Let's go back to psilocybin, as the most interesting finding for the purposes of this article was that psilocybin showed a positive change in expanding the psychological trait of openness to new experiences. As I've written about before, psychologists currently divide personality into five key dimensions, using the acronym OCEAN- Openness to new experiences, Conscientiousness, Extroversion, Agreeableness, and Neuroticism. Openness and comfort with sexual exploration are likely correlated to the personality trait of openness. In one psilocybin study, in particular, 61 percent of 51 participants demonstrated a lasting and measurable change in openness.
Why this is extremely important is that individuals that have suffered trauma often close down, as their world shrinks due to fear and anxiety. Those who have suffered sexual trauma, often close down sexually. Their bodies may tense up, and rather than being able to surrender to the moment, they enter a sexual encounter with extreme hypervigilance. In this way, trauma changes personality.

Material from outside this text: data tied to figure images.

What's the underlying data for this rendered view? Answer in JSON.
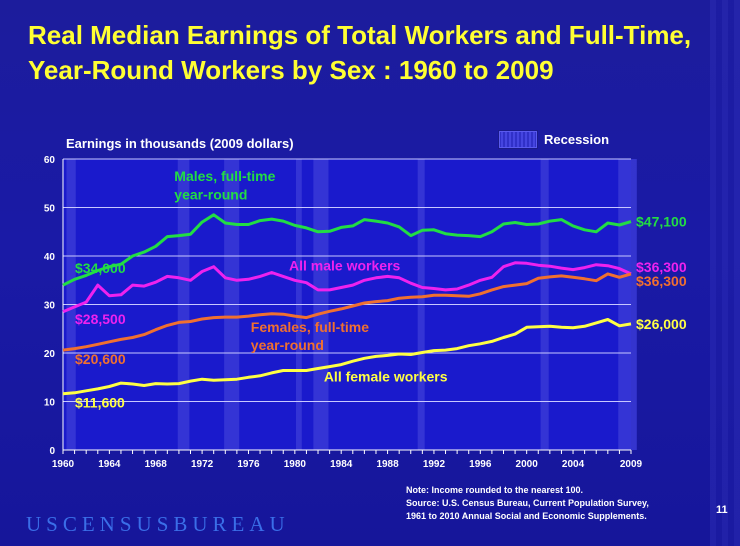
{
  "slide": {
    "title": "Real Median Earnings of Total Workers and Full-Time, Year-Round Workers by Sex :  1960 to 2009",
    "note_lines": [
      "Note: Income rounded to the nearest 100.",
      "Source:  U.S. Census Bureau, Current Population Survey,",
      "1961 to 2010 Annual Social and Economic Supplements."
    ],
    "footer_brand": "USCENSUSBUREAU",
    "page_number": "11"
  },
  "chart_data": {
    "type": "line",
    "title": "Real Median Earnings of Total Workers and Full-Time, Year-Round Workers by Sex :  1960 to 2009",
    "ylabel": "Earnings in thousands (2009 dollars)",
    "xlabel": "",
    "xlim": [
      1960,
      2009
    ],
    "ylim": [
      0,
      60
    ],
    "x_ticks": [
      "1960",
      "1964",
      "1968",
      "1972",
      "1976",
      "1980",
      "1984",
      "1988",
      "1992",
      "1996",
      "2000",
      "2004",
      "2009"
    ],
    "y_ticks": [
      "0",
      "10",
      "20",
      "30",
      "40",
      "50",
      "60"
    ],
    "grid": true,
    "legend": {
      "label": "Recession",
      "placement": "top-right"
    },
    "recessions": [
      [
        1960.3,
        1961.1
      ],
      [
        1969.9,
        1970.9
      ],
      [
        1973.9,
        1975.2
      ],
      [
        1980.1,
        1980.6
      ],
      [
        1981.6,
        1982.9
      ],
      [
        1990.6,
        1991.2
      ],
      [
        2001.2,
        2001.9
      ],
      [
        2007.9,
        2009.5
      ]
    ],
    "x": [
      1960,
      1961,
      1962,
      1963,
      1964,
      1965,
      1966,
      1967,
      1968,
      1969,
      1970,
      1971,
      1972,
      1973,
      1974,
      1975,
      1976,
      1977,
      1978,
      1979,
      1980,
      1981,
      1982,
      1983,
      1984,
      1985,
      1986,
      1987,
      1988,
      1989,
      1990,
      1991,
      1992,
      1993,
      1994,
      1995,
      1996,
      1997,
      1998,
      1999,
      2000,
      2001,
      2002,
      2003,
      2004,
      2005,
      2006,
      2007,
      2008,
      2009
    ],
    "series": [
      {
        "name": "Males, full-time year-round",
        "color": "#22dd44",
        "start_label": "$34,000",
        "end_label": "$47,100",
        "values": [
          34.0,
          35.2,
          36.0,
          37.0,
          37.8,
          38.3,
          40.0,
          40.8,
          42.0,
          44.0,
          44.2,
          44.5,
          47.0,
          48.5,
          46.8,
          46.5,
          46.5,
          47.3,
          47.6,
          47.2,
          46.3,
          45.8,
          45.0,
          45.1,
          45.9,
          46.2,
          47.5,
          47.2,
          46.8,
          46.0,
          44.2,
          45.3,
          45.4,
          44.6,
          44.3,
          44.2,
          44.0,
          45.0,
          46.6,
          46.9,
          46.5,
          46.6,
          47.2,
          47.5,
          46.2,
          45.4,
          45.0,
          46.8,
          46.4,
          47.1
        ]
      },
      {
        "name": "All male workers",
        "color": "#ee22ee",
        "start_label": "$28,500",
        "end_label": "$36,300",
        "values": [
          28.5,
          29.5,
          30.5,
          34.0,
          31.8,
          32.0,
          34.0,
          33.8,
          34.6,
          35.8,
          35.5,
          35.0,
          36.8,
          37.8,
          35.5,
          35.0,
          35.2,
          35.8,
          36.6,
          35.8,
          35.0,
          34.5,
          33.0,
          33.0,
          33.5,
          34.0,
          35.0,
          35.5,
          35.8,
          35.5,
          34.4,
          33.5,
          33.3,
          33.0,
          33.2,
          34.0,
          35.0,
          35.6,
          37.8,
          38.6,
          38.5,
          38.1,
          37.9,
          37.5,
          37.2,
          37.6,
          38.2,
          38.0,
          37.4,
          36.3
        ]
      },
      {
        "name": "Females, full-time year-round",
        "color": "#f07030",
        "start_label": "$20,600",
        "end_label": "$36,300",
        "values": [
          20.6,
          20.9,
          21.3,
          21.8,
          22.3,
          22.8,
          23.2,
          23.8,
          24.8,
          25.7,
          26.3,
          26.5,
          27.0,
          27.3,
          27.4,
          27.4,
          27.6,
          27.9,
          28.1,
          28.0,
          27.6,
          27.3,
          28.0,
          28.6,
          29.1,
          29.7,
          30.3,
          30.6,
          30.8,
          31.3,
          31.5,
          31.6,
          31.9,
          31.9,
          31.8,
          31.7,
          32.2,
          33.0,
          33.7,
          34.0,
          34.3,
          35.4,
          35.7,
          35.9,
          35.6,
          35.3,
          34.9,
          36.3,
          35.6,
          36.3
        ]
      },
      {
        "name": "All female workers",
        "color": "#ffff44",
        "start_label": "$11,600",
        "end_label": "$26,000",
        "values": [
          11.6,
          11.8,
          12.2,
          12.6,
          13.1,
          13.8,
          13.6,
          13.3,
          13.7,
          13.6,
          13.7,
          14.2,
          14.6,
          14.4,
          14.5,
          14.6,
          15.0,
          15.3,
          15.9,
          16.4,
          16.4,
          16.4,
          16.8,
          17.2,
          17.6,
          18.3,
          18.9,
          19.3,
          19.5,
          19.8,
          19.7,
          20.1,
          20.5,
          20.6,
          20.9,
          21.5,
          21.9,
          22.4,
          23.2,
          23.9,
          25.3,
          25.4,
          25.5,
          25.3,
          25.2,
          25.5,
          26.2,
          26.9,
          25.6,
          26.0
        ]
      }
    ],
    "annotations": [
      {
        "text": "Males, full-time",
        "color": "#22dd44",
        "x": 1969.6,
        "y": 55.5
      },
      {
        "text": "year-round",
        "color": "#22dd44",
        "x": 1969.6,
        "y": 51.7
      },
      {
        "text": "All male workers",
        "color": "#ee22ee",
        "x": 1979.5,
        "y": 37.0
      },
      {
        "text": "Females, full-time",
        "color": "#f07030",
        "x": 1976.2,
        "y": 24.3
      },
      {
        "text": "year-round",
        "color": "#f07030",
        "x": 1976.2,
        "y": 20.6
      },
      {
        "text": "All female workers",
        "color": "#ffff44",
        "x": 1982.5,
        "y": 14.1
      }
    ]
  }
}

What this new research suggests is that the clinical use of psilocybin may change personality traits back in a way that reduces some of the negative personality changes experienced due to PTSD. Specifically, more openness may allow the individual to take more risks and feel more comfortable in situations that they previously would have been too avoidant to even try.
This is especially groundbreaking because lasting personality change has always seemed elusive through talk therapy alone or through any of the existing available psychotropic medications. Interestingly, a new meta-analysis was recently published that seemed to indicate that neuroticism and extroversion could be improved via psychotherapy, particularly in anxious patients. At any rate, numerous studies, here, here, and here suggest that openness is one of the most important traits linked to positive sexual experience, and psilocybin appears to influence this dimension. If positive personality change can occur through the clinical administration of psychedelics, that may very well be one of the biggest breakthroughs in psychiatry in years. And it could also have significant implications in helping individuals heal from sexual trauma.